Successive accounting scandals from companies such as Enron Corp., Tyco, Global Crossing and now WorldCom have undermined investor confidence and prompted action by lawmakers, including President Bush. Earlier this week, Bush called for a crackdown on corporate wrongdoing, saying the nation's economy and financial systems depend on it.
But Bush appears to be conflicted. The White House admitted Thursday that Bush borrowed money from oil company Harken Energy Corp. while he was a member of its board, a practice he condemned this week as part of his plan to curb corporate abuse and fraud.

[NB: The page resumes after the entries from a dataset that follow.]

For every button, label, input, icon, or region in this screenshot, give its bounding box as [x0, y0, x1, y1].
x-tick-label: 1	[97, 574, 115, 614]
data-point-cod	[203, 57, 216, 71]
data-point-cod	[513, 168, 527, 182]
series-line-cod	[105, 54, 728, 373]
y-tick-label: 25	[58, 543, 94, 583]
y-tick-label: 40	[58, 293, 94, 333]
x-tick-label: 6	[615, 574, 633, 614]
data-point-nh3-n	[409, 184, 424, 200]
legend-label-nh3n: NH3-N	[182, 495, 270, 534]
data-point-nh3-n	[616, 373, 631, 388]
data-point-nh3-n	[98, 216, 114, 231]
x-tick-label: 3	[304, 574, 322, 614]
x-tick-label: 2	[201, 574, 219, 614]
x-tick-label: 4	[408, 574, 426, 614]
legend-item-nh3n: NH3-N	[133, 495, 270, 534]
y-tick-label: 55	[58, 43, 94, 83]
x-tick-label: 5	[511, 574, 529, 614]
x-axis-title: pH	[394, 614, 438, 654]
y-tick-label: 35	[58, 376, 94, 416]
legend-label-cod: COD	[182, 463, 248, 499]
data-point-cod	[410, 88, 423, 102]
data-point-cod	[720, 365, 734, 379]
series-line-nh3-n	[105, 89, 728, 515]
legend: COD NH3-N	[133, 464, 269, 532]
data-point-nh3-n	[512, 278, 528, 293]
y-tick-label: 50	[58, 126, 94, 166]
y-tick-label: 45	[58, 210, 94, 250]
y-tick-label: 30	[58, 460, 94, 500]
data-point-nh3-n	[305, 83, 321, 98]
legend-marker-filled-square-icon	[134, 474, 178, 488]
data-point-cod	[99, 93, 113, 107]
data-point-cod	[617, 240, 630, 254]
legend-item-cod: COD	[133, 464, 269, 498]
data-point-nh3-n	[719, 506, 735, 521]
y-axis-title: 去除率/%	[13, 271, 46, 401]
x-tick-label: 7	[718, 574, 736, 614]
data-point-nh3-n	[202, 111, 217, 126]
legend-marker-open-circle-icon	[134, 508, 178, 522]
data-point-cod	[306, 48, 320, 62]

Also, the Justice Department has decided that Dunn Lampton, the U.S. attorney for the Southern District of Mississippi, will no longer be involved in the DOJ probe of WorldCom because he is a shareholder.
Manhattan U.S. Attorney James Comey will now handle the investigation into alleged accounting fraud by WorldCom.
Earlier Thursday, WorldCom said it won't pay a dividend to MCI Group (MCITE: down $0.17 to $0.22, Research, Estimates) shareholders. WorldCom said its board of directors decided to omit the dividend of 60 cents per share of MCI stock scheduled to be paid July 15. Cutting the dividend will save it $70 million, WorldCom said.
The move comes 16 days after WorldCom said it inflated its pretax profits over five quarters by hiding expenses. The Securities and Exchange Commission has filed fraud charges against the company, which has cut 17,000 jobs and vowed to sell assets to stay afloat.
WorldCom also reiterated that each MCI share will be converted into 1.3594 shares of WorldCom stock at the close of regular trading Friday. WorldCom spun off MCI Group, a local and long-distance provider, in 2001.
GE Capital and J.P. Morgan declined comment. Deutsche Bank declined comment. Citigroup could not be reached for comment.